Ah, the old window-crank removal game — it can be super-frustrating and time-consuming, however I benefited from a cantankerous mechanic taking pity on me about 17 years ago, and I will now pass that knowledge on to you. When I did the procedure this weekend the entire thing was over and done with before anyone could grab a camera, so these pics are some I found at ColoradoFans.com.
The first order of business: grab a screwdriver and wedge it between the door panel and crank. There’ll often be a plastic disc in between there as well as a clip. You may not be able to see the clip very well, or at all in some cases.

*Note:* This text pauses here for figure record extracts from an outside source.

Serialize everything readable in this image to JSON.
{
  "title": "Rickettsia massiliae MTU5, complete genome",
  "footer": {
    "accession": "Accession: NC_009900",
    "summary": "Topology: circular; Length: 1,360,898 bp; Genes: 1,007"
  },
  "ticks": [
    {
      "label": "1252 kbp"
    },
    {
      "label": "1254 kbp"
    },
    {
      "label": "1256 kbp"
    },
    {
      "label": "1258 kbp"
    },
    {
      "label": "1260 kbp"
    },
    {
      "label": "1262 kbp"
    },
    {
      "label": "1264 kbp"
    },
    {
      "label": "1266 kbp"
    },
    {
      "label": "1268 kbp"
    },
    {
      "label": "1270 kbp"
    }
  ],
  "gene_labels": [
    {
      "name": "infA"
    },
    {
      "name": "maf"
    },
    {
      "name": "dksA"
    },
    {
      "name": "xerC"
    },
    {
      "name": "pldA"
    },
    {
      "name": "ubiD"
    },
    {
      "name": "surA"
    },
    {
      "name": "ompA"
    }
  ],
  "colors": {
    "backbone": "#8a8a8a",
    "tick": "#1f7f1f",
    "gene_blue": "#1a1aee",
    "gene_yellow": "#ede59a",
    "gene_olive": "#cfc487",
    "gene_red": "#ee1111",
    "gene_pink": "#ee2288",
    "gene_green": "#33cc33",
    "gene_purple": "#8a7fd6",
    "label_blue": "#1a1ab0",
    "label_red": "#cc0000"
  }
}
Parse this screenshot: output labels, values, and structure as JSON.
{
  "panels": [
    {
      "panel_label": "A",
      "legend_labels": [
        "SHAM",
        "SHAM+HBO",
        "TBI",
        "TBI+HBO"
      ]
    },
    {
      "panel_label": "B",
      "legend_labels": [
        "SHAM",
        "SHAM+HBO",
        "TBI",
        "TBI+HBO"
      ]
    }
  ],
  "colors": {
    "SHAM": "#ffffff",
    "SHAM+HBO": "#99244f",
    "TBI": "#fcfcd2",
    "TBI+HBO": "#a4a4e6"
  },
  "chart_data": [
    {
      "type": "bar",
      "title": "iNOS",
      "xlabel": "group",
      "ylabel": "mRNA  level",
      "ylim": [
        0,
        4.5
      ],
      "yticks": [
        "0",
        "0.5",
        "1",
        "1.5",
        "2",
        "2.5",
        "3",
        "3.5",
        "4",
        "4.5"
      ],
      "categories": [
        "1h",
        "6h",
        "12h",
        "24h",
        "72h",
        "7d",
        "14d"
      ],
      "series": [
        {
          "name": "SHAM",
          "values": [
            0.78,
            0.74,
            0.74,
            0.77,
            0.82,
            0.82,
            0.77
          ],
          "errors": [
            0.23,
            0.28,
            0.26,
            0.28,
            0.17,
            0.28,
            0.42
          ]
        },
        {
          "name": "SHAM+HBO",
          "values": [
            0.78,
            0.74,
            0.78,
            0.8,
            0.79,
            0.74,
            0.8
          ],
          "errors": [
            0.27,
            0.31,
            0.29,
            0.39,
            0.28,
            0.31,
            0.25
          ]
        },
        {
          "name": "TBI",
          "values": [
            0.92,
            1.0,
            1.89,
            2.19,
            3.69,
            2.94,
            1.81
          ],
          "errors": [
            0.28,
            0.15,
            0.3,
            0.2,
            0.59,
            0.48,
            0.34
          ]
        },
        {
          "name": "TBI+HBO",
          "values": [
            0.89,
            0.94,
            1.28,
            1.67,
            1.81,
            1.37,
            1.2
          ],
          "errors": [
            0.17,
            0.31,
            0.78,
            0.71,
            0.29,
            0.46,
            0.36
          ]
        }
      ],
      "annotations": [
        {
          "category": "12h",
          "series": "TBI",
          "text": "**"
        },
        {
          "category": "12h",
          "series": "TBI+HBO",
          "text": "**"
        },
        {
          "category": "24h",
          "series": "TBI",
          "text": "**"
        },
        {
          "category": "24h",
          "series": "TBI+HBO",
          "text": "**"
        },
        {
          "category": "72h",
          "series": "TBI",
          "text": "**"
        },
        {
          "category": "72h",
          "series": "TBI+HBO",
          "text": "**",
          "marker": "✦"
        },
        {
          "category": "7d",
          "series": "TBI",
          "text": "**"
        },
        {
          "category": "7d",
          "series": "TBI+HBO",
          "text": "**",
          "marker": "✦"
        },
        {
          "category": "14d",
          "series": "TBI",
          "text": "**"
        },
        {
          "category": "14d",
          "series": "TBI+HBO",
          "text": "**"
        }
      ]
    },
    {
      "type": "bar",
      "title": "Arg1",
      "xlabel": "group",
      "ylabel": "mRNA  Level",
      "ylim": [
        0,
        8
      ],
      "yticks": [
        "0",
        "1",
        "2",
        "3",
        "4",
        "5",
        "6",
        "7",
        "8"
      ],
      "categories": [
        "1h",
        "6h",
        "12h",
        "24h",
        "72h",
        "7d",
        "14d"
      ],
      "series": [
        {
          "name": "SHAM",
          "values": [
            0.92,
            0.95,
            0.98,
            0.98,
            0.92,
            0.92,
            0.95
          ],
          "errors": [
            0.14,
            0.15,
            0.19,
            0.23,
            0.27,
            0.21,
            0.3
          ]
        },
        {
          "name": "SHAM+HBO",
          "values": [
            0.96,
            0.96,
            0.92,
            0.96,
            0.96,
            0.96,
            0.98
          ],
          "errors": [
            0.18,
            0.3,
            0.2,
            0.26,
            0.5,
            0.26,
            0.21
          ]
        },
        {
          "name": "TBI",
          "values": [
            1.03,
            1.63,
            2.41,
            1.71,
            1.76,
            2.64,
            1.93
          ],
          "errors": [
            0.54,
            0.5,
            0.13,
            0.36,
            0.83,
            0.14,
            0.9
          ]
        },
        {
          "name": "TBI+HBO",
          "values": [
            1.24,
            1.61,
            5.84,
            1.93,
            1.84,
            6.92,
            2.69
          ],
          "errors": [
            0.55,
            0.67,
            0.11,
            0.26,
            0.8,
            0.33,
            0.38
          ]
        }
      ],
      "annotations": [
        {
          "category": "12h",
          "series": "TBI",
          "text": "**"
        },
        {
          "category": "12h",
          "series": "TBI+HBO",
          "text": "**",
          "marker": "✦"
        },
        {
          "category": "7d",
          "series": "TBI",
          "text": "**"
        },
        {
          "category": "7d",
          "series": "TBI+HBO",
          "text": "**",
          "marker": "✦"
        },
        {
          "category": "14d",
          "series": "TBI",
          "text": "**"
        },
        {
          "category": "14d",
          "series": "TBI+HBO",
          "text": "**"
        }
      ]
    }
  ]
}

If you can see the clip, start stuffing a rag in the space where the clip is. If you can’t see it, make a guess which side of the disc the clip is on. If you’re wrong the worst that’ll happen is you’ll have to repeat this. No harm done.
Now using a flossing or shoe-shine motion (whichever analogy you prefer) work the rag back and forth, applying a little pressure. Most of the time the horseshoe clip is facing with the prongs down toward the handle, in which case you’ll want to work the rag around so the rag is hitting that part of the shaft. But sometimes it’s the other way, and you’ll need to spin the rag around and work that side of the crank.
If everything goes well you might hear a tiny pop. You might be rewarded with the clip flying loose. Or you might hear nothing. In any case, try and remove the crank. If it doesn’t come loose, try again on the other side of the plastic disc or the reverse side of the shaft.
Note: Don’t lose the clip. You’ll need that to put the crank back on.
Installation is pretty simple as well. Just reassemble the crank/clip/disc and position the clip so it’s stuck on the crank in the slots but the prongs don’t go in them. Carefully position the crank in place and nudge the clip home with a screwdriver once it’s seated.
I’m sure there are situations that might require the actual removal tool (perhaps some friendly gear-heads reading this will fill in the specifics), but I’ve never used one and this method seems pretty universal.